There really isn’t any commonalities to connect the two plots together except for a very very late reveal that the strangled victim, Sullivan, was the murderer’s estranged cousin who refused to donate his bone marrow. Since family is important in the subplot, this detail might have linked the two together but it was revealed much too late to have any sort of impact on the other story. So I’m just going to declare them to be two separate unrelated storylines. Which brings me back to my question: is that separation a good or bad thing for the episode?

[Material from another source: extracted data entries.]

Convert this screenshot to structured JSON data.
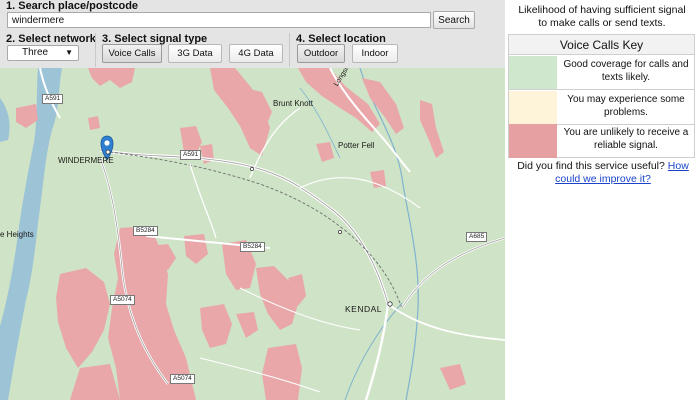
{
  "steps": {
    "search": {
      "label": "1. Search place/postcode",
      "value": "windermere",
      "button": "Search"
    },
    "network": {
      "label": "2. Select network",
      "selected": "Three"
    },
    "signal": {
      "label": "3. Select signal type",
      "options": [
        "Voice Calls",
        "3G Data",
        "4G Data"
      ],
      "selected": "Voice Calls"
    },
    "location": {
      "label": "4. Select location",
      "options": [
        "Outdoor",
        "Indoor"
      ],
      "selected": "Outdoor"
    }
  },
  "map": {
    "places": {
      "windermere": "WINDERMERE",
      "brunt_knott": "Brunt Knott",
      "potter_fell": "Potter Fell",
      "kendal": "KENDAL",
      "heights": "e Heights",
      "longsleddale": "Longsleddale"
    },
    "roads": {
      "a591_west": "A591",
      "a591_mid": "A591",
      "b5284_a": "B5284",
      "b5284_b": "B5284",
      "a5074_a": "A5074",
      "a5074_b": "A5074",
      "a685": "A685"
    },
    "colors": {
      "water": "#9cc3d6",
      "good": "#cfe3c6",
      "poor": "#e9a7aa"
    }
  },
  "key": {
    "intro": "Likelihood of having sufficient signal to make calls or send texts.",
    "title": "Voice Calls Key",
    "rows": [
      {
        "color": "#cfe7cd",
        "text": "Good coverage for calls and texts likely."
      },
      {
        "color": "#fdf4d9",
        "text": "You may experience some problems."
      },
      {
        "color": "#e6a0a2",
        "text": "You are unlikely to receive a reliable signal."
      }
    ]
  },
  "feedback": {
    "question": "Did you find this service useful?",
    "link": "How could we improve it?"
  }
}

On a lot of shows, the disconnect between stories can be handled poorly, leaving an episode feeling disjointed and choppy. Switching between plots might be too abrupt which makes it hard to follow. But often on Elementary, the writers make an effort to ease into the transitions between storylines (since the b-plot is often unrelated to the case on this show). The key is to naturally incorporate the b-plot alongside the a-plot. An excellent example of this is when Sherlock and Joan are at the ice-skating rink waiting to interview the witness. Sherlock could discuss the case while they’re waiting, but he notices Joan’s agitation and chooses to discuss her family problems instead. It feels natural because it’s logical. Nobody talks about work 100% of the time, so conversations like this are expected from real characters. They’re killing time so it’s not like they’ve interrupted in the middle of a scene just to talk. And since they’ve been well-established as friends who aren’t afraid to discuss their problems, it would feel unnatural if Sherlock just ignored Joan’s agitation.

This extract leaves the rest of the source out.